Department of Computer Engineering, Bilkent University, Ankara, Turkey.
Department of Biochemistry and Molecular Medicine, MIND Institute and UC-Davis Genome Center, University of California, Davis, CA, United States.
Methods. 2017 Oct 1;129:3-7. doi: 10.1016/j.ymeth.2017.05.030. Epub 2017 Jun 2.
Structural variations (SV) are broadly defined as genomic alterations that affect >50bp of DNA, which are shown to have significant effect on evolution and disease. The advent of high throughput sequencing (HTS) technologies and the ability to perform whole genome sequencing (WGS), makes it feasible to study these variants in depth. However, discovery of all forms of SV using WGS has proven to be challenging as the short reads produced by the predominant HTS platforms (<200bp for current technologies) and the fact that most genomes include large amounts of repeats make it very difficult to unambiguously map and accurately characterize such variants. Furthermore, existing tools for SV discovery are primarily developed for only a few of the SV types, which may have conflicting sequence signatures (i.e. read pairs, read depth, split reads) with other, untargeted SV classes. Here we are introduce a new framework, Tardis, which combines multiple read signatures into a single package to characterize most SV types simultaneously, while preventing such conflicts. Tardis also has a modular structure that makes it easy to extend for the discovery of additional forms of SV.

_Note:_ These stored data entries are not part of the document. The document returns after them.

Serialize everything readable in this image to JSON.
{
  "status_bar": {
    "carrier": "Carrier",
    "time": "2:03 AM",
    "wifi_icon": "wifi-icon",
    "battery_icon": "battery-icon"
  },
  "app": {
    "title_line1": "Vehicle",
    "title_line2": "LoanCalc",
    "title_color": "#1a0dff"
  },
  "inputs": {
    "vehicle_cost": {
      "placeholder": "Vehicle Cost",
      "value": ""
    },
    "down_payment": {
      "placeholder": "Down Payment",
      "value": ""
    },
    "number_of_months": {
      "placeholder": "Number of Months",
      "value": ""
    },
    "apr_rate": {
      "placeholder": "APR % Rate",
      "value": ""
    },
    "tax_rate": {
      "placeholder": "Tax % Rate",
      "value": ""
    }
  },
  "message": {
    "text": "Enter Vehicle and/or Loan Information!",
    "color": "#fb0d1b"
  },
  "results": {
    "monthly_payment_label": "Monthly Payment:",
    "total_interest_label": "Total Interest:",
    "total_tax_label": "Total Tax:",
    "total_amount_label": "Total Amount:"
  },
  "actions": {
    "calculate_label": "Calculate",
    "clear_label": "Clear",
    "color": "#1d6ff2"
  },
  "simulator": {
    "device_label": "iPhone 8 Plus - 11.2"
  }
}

结构变异(SV)被广泛定义为影响超过 50bp DNA 的基因组改变,这些改变被证明对进化和疾病有重大影响。高通量测序(HTS)技术的出现以及进行全基因组测序(WGS)的能力,使得深入研究这些变体成为可能。然而,使用 WGS 发现所有形式的 SV 已被证明具有挑战性,因为主要 HTS 平台产生的短读长(<200bp 是目前的技术水平),以及大多数基因组包含大量重复序列,这使得明确映射和准确表征此类变体非常困难。此外,用于 SV 发现的现有工具主要是为少数几种 SV 类型开发的,这些类型可能与其他非靶向 SV 类别的序列特征(即读对、读深、分裂读)相冲突。在这里,我们引入了一个新的框架 Tardis,它将多种读长特征组合到一个单一的包中,以便同时对大多数 SV 类型进行特征描述,同时防止这种冲突。Tardis 还具有模块化结构,便于为发现其他形式的 SV 进行扩展。